National Police Memorial Week

JOHN MacMILLEN, Ph.D.

Mill Hall

Passed by then President John F. Kennedy in 1962 was the Congressional designation of Police Memorial Day (May 15) to honor law enforcement officers killed in the line of duty.

Police killings are on the increase and police suicides are running a fast second. Our society has changed drastically in the past 50 years. Police were treated with respect and did their jobs unharnessed by today’s social media and press. Granted some officers of the past used too much force and intimidation, but through training officers have improved. Social media has played aa role in what’s happening now. Open Facebook, Twitter or other sites and you find fake news, with social media intentionally causing agitation.

The ability to be anonymous seems to give some people permission to post comments they would never have the courage to say directly to the person they are posting about. You can find videos of a police shooting based on a judgment call but you don’t know the facts or the video is shortened or altered. It is all the negative interchanges that interest everyone.

The news media has come from those very well respected like Walter Cronkite who “told the news and allowed us to make up our minds.” Nowadays we have talking heads who spectacularizes the news just to sell enhance the ratings.

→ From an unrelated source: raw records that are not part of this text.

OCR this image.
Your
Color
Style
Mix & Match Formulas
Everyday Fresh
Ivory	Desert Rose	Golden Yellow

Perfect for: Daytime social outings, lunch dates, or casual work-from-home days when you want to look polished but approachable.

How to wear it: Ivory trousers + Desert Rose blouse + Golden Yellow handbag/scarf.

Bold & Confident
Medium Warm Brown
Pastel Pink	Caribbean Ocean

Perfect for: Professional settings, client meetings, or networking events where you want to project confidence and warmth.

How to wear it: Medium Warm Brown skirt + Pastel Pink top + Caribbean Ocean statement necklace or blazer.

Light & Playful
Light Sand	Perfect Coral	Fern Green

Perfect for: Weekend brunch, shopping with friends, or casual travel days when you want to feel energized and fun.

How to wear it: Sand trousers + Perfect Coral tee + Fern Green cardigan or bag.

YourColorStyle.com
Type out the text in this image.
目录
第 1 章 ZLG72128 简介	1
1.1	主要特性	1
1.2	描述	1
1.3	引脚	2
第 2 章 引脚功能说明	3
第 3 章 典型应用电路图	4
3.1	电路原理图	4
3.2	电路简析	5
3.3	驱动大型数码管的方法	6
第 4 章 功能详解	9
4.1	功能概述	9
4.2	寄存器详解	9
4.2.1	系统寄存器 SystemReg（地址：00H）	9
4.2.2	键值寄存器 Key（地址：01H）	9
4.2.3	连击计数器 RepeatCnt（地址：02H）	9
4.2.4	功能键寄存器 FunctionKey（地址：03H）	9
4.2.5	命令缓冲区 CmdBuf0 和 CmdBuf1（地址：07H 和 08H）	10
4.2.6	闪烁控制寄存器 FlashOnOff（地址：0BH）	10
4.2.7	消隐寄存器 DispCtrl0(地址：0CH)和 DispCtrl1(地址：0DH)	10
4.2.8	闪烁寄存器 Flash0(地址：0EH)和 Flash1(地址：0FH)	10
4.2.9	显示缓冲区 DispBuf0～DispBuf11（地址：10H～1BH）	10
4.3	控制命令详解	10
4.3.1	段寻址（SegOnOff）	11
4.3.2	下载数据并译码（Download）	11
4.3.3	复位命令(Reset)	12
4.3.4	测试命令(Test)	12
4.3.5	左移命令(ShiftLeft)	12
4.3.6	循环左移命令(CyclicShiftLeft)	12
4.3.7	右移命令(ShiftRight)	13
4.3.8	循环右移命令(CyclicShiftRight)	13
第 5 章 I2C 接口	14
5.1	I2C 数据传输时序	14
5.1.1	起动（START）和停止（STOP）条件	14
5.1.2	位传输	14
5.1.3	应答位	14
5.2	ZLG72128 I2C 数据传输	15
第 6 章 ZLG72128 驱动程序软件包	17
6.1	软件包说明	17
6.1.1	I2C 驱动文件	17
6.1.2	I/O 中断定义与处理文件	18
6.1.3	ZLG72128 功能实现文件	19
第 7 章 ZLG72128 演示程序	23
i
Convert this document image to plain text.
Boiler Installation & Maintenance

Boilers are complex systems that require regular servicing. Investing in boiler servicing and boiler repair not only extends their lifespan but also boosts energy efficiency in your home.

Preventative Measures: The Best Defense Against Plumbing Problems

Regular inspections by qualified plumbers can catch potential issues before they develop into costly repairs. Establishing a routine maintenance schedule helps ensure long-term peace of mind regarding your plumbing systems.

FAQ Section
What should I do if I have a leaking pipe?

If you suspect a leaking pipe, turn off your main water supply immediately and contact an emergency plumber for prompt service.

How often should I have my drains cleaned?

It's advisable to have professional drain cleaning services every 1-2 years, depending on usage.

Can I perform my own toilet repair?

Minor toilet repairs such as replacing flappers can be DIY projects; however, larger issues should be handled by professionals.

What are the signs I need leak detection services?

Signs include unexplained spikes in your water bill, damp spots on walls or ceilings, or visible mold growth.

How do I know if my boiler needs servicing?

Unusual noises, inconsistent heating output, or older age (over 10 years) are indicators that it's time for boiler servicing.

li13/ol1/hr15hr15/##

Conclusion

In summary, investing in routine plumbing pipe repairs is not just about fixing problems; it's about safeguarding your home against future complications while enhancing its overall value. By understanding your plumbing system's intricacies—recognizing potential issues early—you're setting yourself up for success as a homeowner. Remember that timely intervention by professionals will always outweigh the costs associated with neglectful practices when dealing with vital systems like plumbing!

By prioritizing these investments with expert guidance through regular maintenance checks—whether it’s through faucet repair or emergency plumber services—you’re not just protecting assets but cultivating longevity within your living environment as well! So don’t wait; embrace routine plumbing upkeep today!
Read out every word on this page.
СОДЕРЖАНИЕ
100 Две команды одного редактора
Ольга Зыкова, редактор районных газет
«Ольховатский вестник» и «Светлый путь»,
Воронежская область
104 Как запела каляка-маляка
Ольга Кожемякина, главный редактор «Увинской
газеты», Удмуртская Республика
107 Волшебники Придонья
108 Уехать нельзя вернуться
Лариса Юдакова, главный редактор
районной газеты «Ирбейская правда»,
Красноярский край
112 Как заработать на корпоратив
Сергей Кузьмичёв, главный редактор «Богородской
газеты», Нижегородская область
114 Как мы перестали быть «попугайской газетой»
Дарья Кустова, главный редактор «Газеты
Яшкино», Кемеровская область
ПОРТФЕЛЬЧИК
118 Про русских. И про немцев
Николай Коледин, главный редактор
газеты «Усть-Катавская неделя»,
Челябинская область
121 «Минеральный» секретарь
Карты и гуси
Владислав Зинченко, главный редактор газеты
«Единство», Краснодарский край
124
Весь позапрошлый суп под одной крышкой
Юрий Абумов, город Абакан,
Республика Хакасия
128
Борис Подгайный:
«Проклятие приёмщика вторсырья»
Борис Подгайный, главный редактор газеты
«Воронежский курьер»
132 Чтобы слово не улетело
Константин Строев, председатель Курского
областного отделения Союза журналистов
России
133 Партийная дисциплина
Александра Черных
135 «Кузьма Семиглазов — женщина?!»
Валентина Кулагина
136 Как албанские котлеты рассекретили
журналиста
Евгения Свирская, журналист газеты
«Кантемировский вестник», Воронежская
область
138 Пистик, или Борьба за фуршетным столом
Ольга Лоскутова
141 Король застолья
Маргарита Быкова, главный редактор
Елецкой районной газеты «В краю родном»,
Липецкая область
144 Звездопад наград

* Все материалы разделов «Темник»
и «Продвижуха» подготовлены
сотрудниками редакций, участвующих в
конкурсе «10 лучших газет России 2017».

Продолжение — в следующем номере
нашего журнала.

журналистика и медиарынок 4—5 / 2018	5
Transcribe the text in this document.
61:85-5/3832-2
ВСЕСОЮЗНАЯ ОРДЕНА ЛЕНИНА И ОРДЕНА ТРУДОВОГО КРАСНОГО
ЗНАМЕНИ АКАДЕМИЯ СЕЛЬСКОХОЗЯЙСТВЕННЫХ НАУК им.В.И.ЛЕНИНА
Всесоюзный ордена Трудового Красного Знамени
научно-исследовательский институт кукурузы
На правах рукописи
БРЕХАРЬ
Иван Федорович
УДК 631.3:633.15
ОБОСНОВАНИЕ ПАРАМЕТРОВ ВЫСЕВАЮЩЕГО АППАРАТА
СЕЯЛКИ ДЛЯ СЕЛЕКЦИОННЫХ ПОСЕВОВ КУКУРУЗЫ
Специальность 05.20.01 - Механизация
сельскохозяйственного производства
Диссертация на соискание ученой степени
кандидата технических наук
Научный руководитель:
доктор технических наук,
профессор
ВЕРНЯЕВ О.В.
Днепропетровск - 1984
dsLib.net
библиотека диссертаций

They analyze and come to judgment as immediately and without the full story.

It may take law enforcement and the courts many months to sort it all out and while they do that, the news people shadow their every move to “critique.”

If you don’t think police killings don’t happen in Clinton County you might recall Patrolman Robert Probst was killed in the alley behind Addie’s on East Main Street. Other local officers have suffered fatal heart attacks; unfortunately that is not part of the record.

Officers who have been injured on duty are many and never make the news. For some of us the legacy of these injuries and illness plague us for the remainder of our years. Once we retire we are dismissed like a pawn in a greater social scale. We aren’t newsworthy and respected as we once were. Most folks think policemen have great pension benefit, but that is not the case.

Our officers in Lock Haven have not had a pension increase since 1994. The financial burdens on some officers are beyond your thoughts about it. Men and women become police officers for many reasons among trying to contribute to the safety and welfare of our community.

It is a noble profession with honest, hardworking people who are determined to help keep the peace under very difficult social situations.

My condolences to those families who have lost an officer killed on duty, and to those families who have lost their loved ones to the stress and illnesses caused by their commitment to serve while giving all.